Column-oriented storage — used by Redshift, BigQuery, Snowflake — packs one column's values together into each page instead of one row's values. This single layout decision is what makes aggregations across millions of rows fast and full record lookups expensive.


How data is packed into pages#

Instead of packing full rows together, the DB packs all values for a single column into each page:

flowchart LR
    subgraph ages["Block 204 — ages only"]
        A["28"] --- B["34"] --- C["22"] --- D["31"]
    end
    subgraph names["Block 205 — names only"]
        E["Alice"] --- F["Bob"] --- G["Charlie"] --- H["Dave"]
    end
    subgraph emails["Block 206 — emails only"]
        I["alice@gmail.com"] --- J["bob@gmail.com"] --- K["charlie@gmail.com"] --- L["dave@gmail.com"]
    end
    subgraph cities["Block 207 — cities only"]
        M["London"] --- N["New York"] --- O["London"] --- P["Berlin"]
    end

Each block contains values from only one column, for many rows. The OS still sees 8KB of bytes — it has no idea a column boundary exists. The DB engine is the one that decided what to pack where.
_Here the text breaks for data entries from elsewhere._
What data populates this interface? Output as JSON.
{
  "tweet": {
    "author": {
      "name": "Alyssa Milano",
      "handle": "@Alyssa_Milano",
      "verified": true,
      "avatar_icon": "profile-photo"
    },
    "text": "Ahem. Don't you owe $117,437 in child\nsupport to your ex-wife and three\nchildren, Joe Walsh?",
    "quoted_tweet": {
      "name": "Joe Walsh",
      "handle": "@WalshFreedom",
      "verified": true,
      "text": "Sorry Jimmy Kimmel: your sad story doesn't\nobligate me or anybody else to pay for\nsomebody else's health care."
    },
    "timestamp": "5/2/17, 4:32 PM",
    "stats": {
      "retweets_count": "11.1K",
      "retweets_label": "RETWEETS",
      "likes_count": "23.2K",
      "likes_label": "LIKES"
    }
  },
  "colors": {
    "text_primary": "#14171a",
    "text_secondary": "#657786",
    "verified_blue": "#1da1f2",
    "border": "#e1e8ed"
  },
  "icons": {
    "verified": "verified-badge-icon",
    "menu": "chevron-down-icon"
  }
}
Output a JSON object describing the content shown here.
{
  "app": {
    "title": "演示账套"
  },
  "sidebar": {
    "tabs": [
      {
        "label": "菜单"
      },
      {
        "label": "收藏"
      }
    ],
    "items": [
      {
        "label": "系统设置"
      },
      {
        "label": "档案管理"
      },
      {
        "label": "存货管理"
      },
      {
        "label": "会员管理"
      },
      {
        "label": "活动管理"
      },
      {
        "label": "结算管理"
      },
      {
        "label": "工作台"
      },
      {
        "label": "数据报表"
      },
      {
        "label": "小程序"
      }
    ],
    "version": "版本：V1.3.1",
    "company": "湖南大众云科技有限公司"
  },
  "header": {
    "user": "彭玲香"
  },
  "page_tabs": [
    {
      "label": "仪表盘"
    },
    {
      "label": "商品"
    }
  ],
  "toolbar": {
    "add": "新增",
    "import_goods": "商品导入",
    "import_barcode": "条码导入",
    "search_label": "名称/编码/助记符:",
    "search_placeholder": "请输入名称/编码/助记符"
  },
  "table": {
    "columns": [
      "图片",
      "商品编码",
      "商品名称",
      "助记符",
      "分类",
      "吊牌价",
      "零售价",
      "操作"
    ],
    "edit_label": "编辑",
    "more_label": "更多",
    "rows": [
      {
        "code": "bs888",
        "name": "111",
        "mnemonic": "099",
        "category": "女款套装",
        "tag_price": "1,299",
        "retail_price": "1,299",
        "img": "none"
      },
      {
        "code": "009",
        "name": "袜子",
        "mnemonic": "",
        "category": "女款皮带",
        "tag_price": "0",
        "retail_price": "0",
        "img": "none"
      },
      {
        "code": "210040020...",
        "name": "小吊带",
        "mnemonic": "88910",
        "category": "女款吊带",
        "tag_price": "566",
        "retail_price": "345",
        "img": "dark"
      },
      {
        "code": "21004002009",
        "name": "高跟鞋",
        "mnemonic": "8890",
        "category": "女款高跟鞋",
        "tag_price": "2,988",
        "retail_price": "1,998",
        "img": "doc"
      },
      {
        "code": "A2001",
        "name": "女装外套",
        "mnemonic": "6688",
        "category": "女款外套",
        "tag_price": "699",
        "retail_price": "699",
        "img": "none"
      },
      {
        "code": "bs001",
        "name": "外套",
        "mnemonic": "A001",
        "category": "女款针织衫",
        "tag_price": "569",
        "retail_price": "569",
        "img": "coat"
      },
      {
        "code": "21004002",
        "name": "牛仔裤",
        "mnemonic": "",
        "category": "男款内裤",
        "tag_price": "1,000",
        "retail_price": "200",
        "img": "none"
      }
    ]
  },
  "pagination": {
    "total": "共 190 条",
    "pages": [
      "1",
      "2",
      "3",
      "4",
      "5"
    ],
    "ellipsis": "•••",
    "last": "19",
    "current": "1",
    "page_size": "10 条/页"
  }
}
What happens when you run an aggregation#

SELECT AVG(age) FROM users;
flowchart TD
    A[Query: average age of 100M users] --> B[DB knows ages are in blocks 204 to 312]
    B --> C[DB asks OS for block 204]
    C --> D[OS loads 8KB - ages only - no names, emails, cities]
    D --> E[DB extracts all age values from block 204]
    E --> F[DB asks OS for block 205 - next age block]
    F --> G[... repeated only for age blocks]
    G --> H[DB computes average - done]

The DB only requests the age blocks. Names are on block 205. Emails on block 206. Cities on block 207. None of those blocks are ever touched. At 100 million users, this is the difference between reading 1GB of age data versus reading 10GB of mixed row data.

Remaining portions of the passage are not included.